Greek philosopher Plato is recorded in discussion with his teacher Socrates. He debated that there are not three stages in life, but only two; growth and decay. Stability does not exist, for the moment you cease to grow, you begin to decay.
Companies that fail to learn and adapt don’t just stop growing, they fail.
“Some 40% of Fortune 500 companies in 2000 no longer existed by 2010” – Babson College MBA.
We understand the importance of learning. And many have spent a lifetime in formal education, but do we know how we learn?
There are Four Stages for Learning Any New Skill. A theory developed at Gordon Training International.
We begin with Unconscious Incompetence.
Where you don’t even know, what you don’t know. You are unaware of the fact that you don’t understand said skills. These are your unknown, unknowns. You are unconscious of your own incompetence.
Secondary stage is Conscious Incompetence.
Exiting stage one and into two is usually attributed to an “aha” moment. Where you’re struck with awareness of your lack of understanding and skill. You are now conscious of your incompetence.

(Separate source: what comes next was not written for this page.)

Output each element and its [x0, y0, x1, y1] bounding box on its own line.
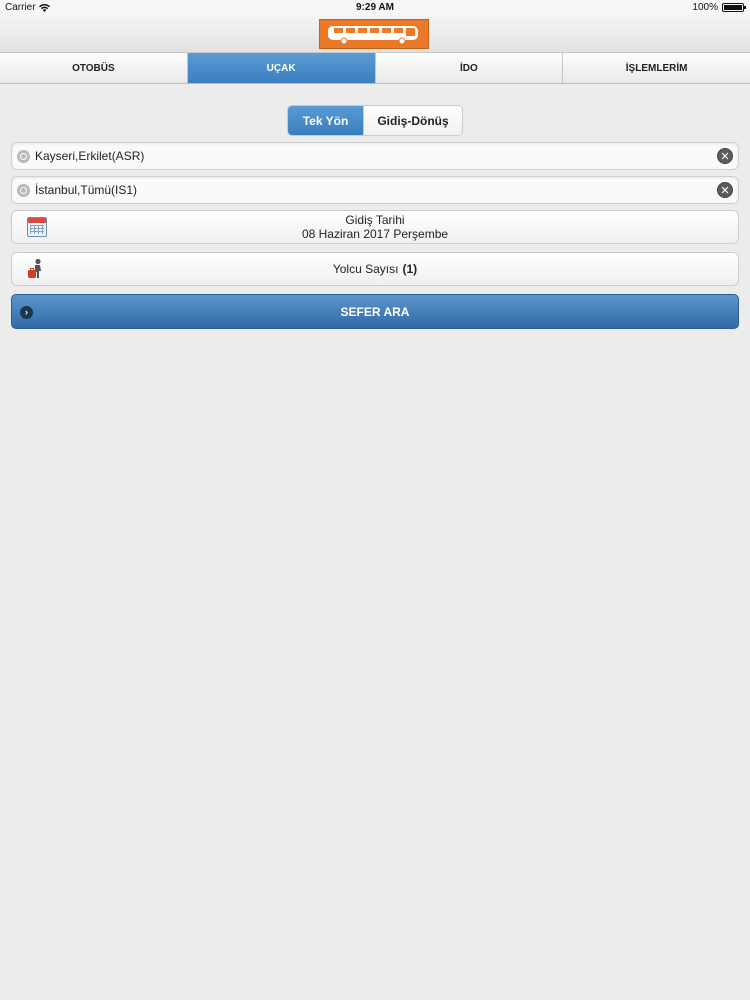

The third stage is Conscious Competence.
This is when you’re making a deliberate effort to improve, learn and work on this new skill. It doesn’t come naturally, and you’re continually forgetting. But you persist in putting in the effort to remember and engage with this new skill. You are now consciously working on your competence.
The last stage is Unconscious Competence.
This is the level of mastery. You’re actively using this skill, and it comes with little mental effort. It is on autopilot, and your muscle memory kicks in. Its when the skill comes as second nature. You are unconscious of your impeccable competence.
What stage are you in with that particular new skillset that you’ve been trying to learn?